Blazing a Forest Trail Of Profitable Coexistence

Timber company opens private land to outdoor enthusiasts

Timber harvesters, environmentalists, and backcountry sportsmen traditionally are supposed to be at loggerheads over how to use a forest. But now a backcountry recreation developer and International Paper Company (IPC) have formed a novel three-year experiment in what they hope will be profitable coexistence.

In a remote 18-by-5-mile valley in far northern New Hampshire, IPC has cut high-mountain hardwoods for veneer and low-elevation softwoods for paper for 100 years. But now people are also being courted to come play: cross-country and backcountry skiers, snow-shoers, hikers, mountain bikers, canoeists, fishers, hunters, even dog-sledders.

These visitors may see some swaths of clear-cuts and hear the roar of chain saws. But they will also find 3,500-foot peaks and corresponding vistas; ponds and brooks; 55 miles of logging roads and trails; ungroomed glades for telemark skiing; and plentiful flora and fauna - moose, bear, beaver, deer, coyote, loon, and rainbow trout.

The new Phillips Brook Backcountry Recreation Area is definitely out there. No motorized sport is allowed. But people can hike, bike, or ski hut to hut and to a rustic lodge on Phillips Pond, nine miles from the trail head.

Lodging is relatively low cost, and trail use and parking are free. Overnight at the lodge is $45 per person, $26 in a hut, or yurt ($125 for the entire yurt) - a 20-foot diameter, wood-stove-heated canvas tent on a wooden frame that sleeps six. There's also a fire tower with stunning views.

Drawing large numbers

Campers provide their own gear. As in much of the Northeast, these private timberlands have been historically open to casual recreational use. In recent years IPC had leased 5,000 acres and its lodge to a private hunting club. "But something that would bring in large numbers of people for hiking, mountain biking, skiing - we've never had that," says IPC woods manager Duane Nadeau.

Concerned about liability, public scrutiny, and criticism of timber-cutting practices, the industry has been wary of mixing recreation with logging. Bill Altenburg, a former landscape architect and one-time ski area planner, says he spent several years trying to get a long-term lease for his company, Mountain Recreation Inc. of Conway, N.H. Finally, IPC agreed to just a three-year pilot project in joint use of 24,000 acres.

Among reasons cited for timberland holders' new interest in additional sources of revenue: low return on timber assets, higher levels of debt, the need for greater cash flow, and increasingly distant owners (sometimes as a result of leveraged buyouts).

Says Mr. Altenburg: "We think we can make money by helping people get low-cost recreation and keeping the forest profitable to own."

Public-land recreational opportunities remain either stagnant or even reduced, he adds, as government budgets shrink while demand increases.

Altenburg empathizes with timber-company concerns over recreational easements. He talks about "the shadow effect ... the pall over the ownership of land" a recreational trail can cast.

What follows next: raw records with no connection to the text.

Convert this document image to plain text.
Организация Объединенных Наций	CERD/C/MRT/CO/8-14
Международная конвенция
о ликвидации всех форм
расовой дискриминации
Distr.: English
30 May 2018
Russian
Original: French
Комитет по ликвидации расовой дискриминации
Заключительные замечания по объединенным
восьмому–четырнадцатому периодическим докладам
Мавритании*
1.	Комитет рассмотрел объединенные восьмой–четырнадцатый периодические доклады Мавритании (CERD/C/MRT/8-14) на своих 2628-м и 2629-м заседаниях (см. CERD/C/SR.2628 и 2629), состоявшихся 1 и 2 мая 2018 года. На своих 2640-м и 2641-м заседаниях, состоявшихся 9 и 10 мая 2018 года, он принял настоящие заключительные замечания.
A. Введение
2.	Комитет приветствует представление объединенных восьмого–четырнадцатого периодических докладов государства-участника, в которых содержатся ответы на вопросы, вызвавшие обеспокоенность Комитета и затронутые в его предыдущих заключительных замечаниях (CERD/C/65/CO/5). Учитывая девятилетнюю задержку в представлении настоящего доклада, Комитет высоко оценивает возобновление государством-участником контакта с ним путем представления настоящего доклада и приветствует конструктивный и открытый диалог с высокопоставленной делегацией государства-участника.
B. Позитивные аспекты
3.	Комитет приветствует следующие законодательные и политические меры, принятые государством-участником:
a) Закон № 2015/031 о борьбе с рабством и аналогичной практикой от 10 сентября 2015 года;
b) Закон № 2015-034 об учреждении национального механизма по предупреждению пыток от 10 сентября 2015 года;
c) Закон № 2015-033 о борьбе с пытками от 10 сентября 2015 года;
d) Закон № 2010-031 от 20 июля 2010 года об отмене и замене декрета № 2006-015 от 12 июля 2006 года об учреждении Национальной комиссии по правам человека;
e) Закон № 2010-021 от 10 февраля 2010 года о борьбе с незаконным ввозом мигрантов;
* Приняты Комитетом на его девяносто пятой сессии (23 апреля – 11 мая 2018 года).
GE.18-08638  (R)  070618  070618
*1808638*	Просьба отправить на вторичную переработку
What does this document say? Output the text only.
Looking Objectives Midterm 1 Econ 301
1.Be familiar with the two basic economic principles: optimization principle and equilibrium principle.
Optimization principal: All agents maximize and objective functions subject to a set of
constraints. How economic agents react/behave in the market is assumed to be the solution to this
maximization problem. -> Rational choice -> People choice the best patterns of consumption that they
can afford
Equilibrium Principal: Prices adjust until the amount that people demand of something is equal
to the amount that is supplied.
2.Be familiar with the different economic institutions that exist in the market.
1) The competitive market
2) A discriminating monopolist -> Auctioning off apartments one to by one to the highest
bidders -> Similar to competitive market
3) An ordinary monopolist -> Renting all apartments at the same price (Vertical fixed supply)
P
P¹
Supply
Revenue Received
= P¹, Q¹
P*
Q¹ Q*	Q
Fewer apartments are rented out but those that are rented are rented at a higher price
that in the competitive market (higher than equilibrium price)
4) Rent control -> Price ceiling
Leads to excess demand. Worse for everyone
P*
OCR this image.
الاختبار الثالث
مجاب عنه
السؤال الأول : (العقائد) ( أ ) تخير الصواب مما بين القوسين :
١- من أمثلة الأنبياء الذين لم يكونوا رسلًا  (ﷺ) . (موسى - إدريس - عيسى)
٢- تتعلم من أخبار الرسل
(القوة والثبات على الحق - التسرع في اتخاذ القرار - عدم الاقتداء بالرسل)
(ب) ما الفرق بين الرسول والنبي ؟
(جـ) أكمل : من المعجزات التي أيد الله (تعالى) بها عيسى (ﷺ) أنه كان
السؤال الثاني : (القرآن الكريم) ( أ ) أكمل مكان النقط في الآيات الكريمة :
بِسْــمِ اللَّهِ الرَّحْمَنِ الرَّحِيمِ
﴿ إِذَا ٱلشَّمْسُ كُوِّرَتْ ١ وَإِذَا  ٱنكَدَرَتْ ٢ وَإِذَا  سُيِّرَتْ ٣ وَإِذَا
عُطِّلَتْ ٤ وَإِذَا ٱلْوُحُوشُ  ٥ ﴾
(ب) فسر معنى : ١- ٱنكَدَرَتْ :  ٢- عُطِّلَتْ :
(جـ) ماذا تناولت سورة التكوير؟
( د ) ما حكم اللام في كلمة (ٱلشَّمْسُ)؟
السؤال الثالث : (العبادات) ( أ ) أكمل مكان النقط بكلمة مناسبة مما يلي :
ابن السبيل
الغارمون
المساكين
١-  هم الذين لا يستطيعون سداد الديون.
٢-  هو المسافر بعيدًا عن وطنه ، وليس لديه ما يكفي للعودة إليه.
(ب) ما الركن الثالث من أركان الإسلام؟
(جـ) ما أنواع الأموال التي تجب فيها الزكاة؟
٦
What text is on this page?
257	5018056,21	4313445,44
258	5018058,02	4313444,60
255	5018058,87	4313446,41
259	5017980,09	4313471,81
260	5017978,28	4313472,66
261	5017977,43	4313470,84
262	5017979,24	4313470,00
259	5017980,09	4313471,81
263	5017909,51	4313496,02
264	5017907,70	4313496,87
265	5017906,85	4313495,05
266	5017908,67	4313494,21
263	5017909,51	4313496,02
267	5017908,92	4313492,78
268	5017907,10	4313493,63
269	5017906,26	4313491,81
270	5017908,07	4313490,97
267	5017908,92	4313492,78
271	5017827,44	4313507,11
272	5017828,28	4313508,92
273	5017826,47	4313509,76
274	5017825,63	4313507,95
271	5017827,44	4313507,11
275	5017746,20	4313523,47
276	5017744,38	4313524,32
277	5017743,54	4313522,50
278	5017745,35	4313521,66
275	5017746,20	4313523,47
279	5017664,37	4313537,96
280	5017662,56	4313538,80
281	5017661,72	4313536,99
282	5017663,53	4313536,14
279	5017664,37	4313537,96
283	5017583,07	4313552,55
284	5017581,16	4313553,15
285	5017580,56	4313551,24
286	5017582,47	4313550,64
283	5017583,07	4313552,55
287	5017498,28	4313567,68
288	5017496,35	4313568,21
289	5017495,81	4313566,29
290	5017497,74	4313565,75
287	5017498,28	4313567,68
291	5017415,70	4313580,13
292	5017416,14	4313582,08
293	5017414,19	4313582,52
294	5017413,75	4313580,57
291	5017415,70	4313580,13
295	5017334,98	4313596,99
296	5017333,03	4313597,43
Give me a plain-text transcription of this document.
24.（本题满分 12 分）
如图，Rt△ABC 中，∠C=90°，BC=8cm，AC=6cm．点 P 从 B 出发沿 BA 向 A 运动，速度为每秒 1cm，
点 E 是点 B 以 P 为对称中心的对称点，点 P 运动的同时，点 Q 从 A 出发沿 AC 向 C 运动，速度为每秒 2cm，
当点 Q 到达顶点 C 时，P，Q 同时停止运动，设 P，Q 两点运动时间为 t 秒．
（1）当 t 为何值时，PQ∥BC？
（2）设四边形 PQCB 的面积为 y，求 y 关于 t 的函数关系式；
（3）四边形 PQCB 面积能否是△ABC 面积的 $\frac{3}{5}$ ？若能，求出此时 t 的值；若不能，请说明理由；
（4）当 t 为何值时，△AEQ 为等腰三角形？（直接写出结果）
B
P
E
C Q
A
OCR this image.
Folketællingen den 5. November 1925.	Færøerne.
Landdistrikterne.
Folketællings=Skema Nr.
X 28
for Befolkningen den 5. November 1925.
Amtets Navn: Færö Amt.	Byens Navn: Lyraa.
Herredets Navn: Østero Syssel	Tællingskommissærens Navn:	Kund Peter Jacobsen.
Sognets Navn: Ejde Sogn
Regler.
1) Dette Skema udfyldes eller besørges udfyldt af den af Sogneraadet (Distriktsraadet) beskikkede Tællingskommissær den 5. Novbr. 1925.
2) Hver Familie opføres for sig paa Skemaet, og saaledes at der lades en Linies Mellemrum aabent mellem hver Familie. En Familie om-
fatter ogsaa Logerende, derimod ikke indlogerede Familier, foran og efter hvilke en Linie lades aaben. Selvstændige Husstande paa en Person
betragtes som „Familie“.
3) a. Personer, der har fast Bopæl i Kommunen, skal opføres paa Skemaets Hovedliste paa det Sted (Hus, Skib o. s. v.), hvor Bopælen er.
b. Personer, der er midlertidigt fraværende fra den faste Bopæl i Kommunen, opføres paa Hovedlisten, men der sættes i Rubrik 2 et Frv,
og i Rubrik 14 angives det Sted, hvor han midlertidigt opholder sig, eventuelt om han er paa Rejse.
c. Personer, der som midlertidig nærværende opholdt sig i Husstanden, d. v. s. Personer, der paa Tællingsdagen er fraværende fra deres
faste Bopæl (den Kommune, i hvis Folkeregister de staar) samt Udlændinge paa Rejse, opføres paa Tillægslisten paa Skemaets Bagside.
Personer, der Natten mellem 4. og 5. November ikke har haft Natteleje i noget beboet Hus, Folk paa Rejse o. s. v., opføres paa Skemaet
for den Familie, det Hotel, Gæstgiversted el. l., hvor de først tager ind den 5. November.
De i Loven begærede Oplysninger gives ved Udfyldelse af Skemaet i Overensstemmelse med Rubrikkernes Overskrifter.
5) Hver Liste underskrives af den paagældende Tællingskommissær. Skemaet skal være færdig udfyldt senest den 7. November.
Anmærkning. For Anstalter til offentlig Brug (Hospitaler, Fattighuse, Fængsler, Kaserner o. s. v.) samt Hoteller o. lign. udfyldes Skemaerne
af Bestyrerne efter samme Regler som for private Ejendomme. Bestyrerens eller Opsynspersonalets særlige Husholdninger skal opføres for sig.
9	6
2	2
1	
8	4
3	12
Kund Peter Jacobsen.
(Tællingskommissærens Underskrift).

He calls the Appalachian Trail, which crisscrosses private lands from Georgia to Maine, "a classic example of a corridor becoming a national park."

But Joe Michaels, US Forest Service liaison with state and private forestry in New Hampshire, calls this experiment "a win-win situation. Users will have new terrain to explore, and owners can protect their concerns and preserve their land."

Other landowners

Altenburg hopes to see 5,000 winter visits at Phillips Brook by the year 2000, many of them newcomers to backcountry. That may not be easy, however, since it's a five-hour drive from Boston. But he also has approached land holders in Montana, Washington, and Idaho, "who are committed to their lands," but much "closer to major markets" than the roof of New Hampshire.

He likes to cite as a model the privately endowed hut-to-hut skiing on Colorado's 10th Mountain Trail (although that's on national forest land).

A forest full of fledglings, however, may be in need of a ski patrol. Two unsuccessful hunters were departing disappointed this fall when they finally saw their moose. Leaping out of their truck to shoot it, they forgot to set the brake. Altenburg has a photo of a moose tied carefully across the top of a rescuing tow truck.

Still, David Publicover, an Appalachian Mountain Club forest ecologist, cautiously welcomes "anything that might expand [public] use and take pressure off public lands."

He calls Phillips Brook "an interesting experiment" that will attract a new constituency. But he wonders how the public will react to hearing chain saws in a working forest. And if "the main pressure would be to derive more income from the land, that makes me nervous," he adds. "People will be watching."